In an even more unusual condition called juvenile primary lateral sclerosis, patients develop this condition at a young age as a result of inheriting a faulty gene. People with a family history of neurological diseases like primary lateral sclerosis can be at increased risk of passing on deleterious genes to their children, leading to a variety of congenital conditions, including juvenile primary lateral sclerosis. People concerned about this risk can consult a genetic counselor.


Diagnosis of primary lateral sclerosis can be challenging, as there is no specific test doctors can use to see if people have it. Symptoms are evaluated and patients can be tested for other diseases to rule out other known causes of those symptoms. Sometimes, ALS and PLS are confused at diagnosis, explaining why some people believed to have ALS live longer than expected and experience less severe symptoms, because they actually have primary lateral sclerosis instead.

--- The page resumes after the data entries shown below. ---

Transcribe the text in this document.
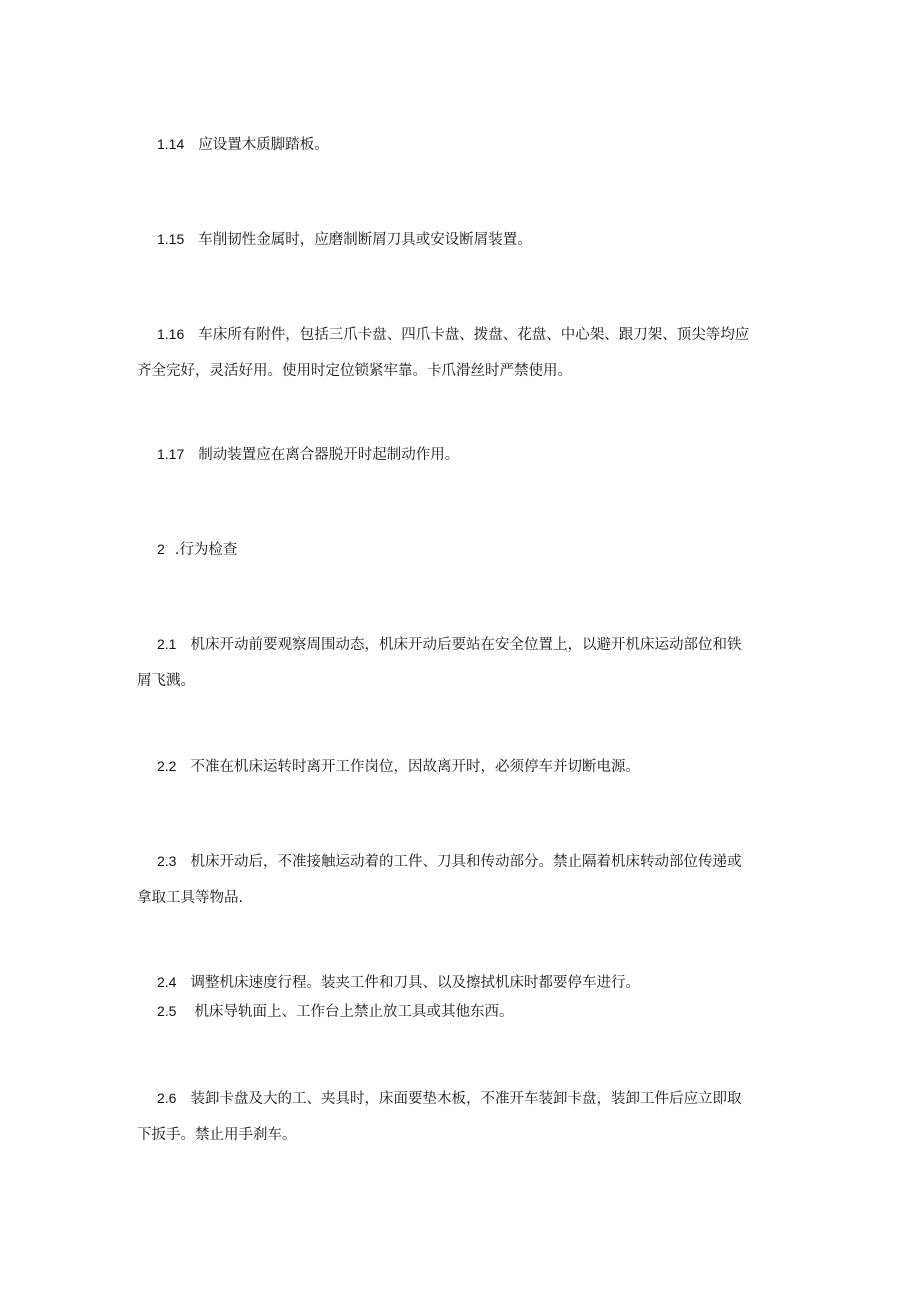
1.14 应设置木质脚踏板。
1.15 车削韧性金属时，应磨制断屑刀具或安设断屑装置。
1.16 车床所有附件，包括三爪卡盘、四爪卡盘、拨盘、花盘、中心架、跟刀架、顶尖等均应
齐全完好，灵活好用。使用时定位锁紧牢靠。卡爪滑丝时严禁使用。
1.17 制动装置应在离合器脱开时起制动作用。
2 .行为检查
2.1 机床开动前要观察周围动态，机床开动后要站在安全位置上，以避开机床运动部位和铁
屑飞溅。
2.2 不准在机床运转时离开工作岗位，因故离开时，必须停车并切断电源。
2.3 机床开动后，不准接触运动着的工件、刀具和传动部分。禁止隔着机床转动部位传递或
拿取工具等物品.
2.4 调整机床速度行程。装夹工件和刀具、以及擦拭机床时都要停车进行。
2.5 机床导轨面上、工作台上禁止放工具或其他东西。
2.6 装卸卡盘及大的工、夹具时，床面要垫木板，不准开车装卸卡盘，装卸工件后应立即取
下扳手。禁止用手刹车。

Medications can help patients with muscle stiffness and pain associated with this condition. Physical therapy may also be recommended to develop as much strength and dexterity as possible. Eventually, patients may need mobility aids and other assistive devices to get around, and they can also benefit from speech therapy to address issues like trouble swallowing and unintelligible speech. Many patients also find it helpful to attend psychotherapy or patient support groups as part of the adjustment process of getting used to the diagnosis and learning to live with the condition. This can be traumatic, especially for people who have lived very active lives, and people may experience grief and complex emotions after diagnosis.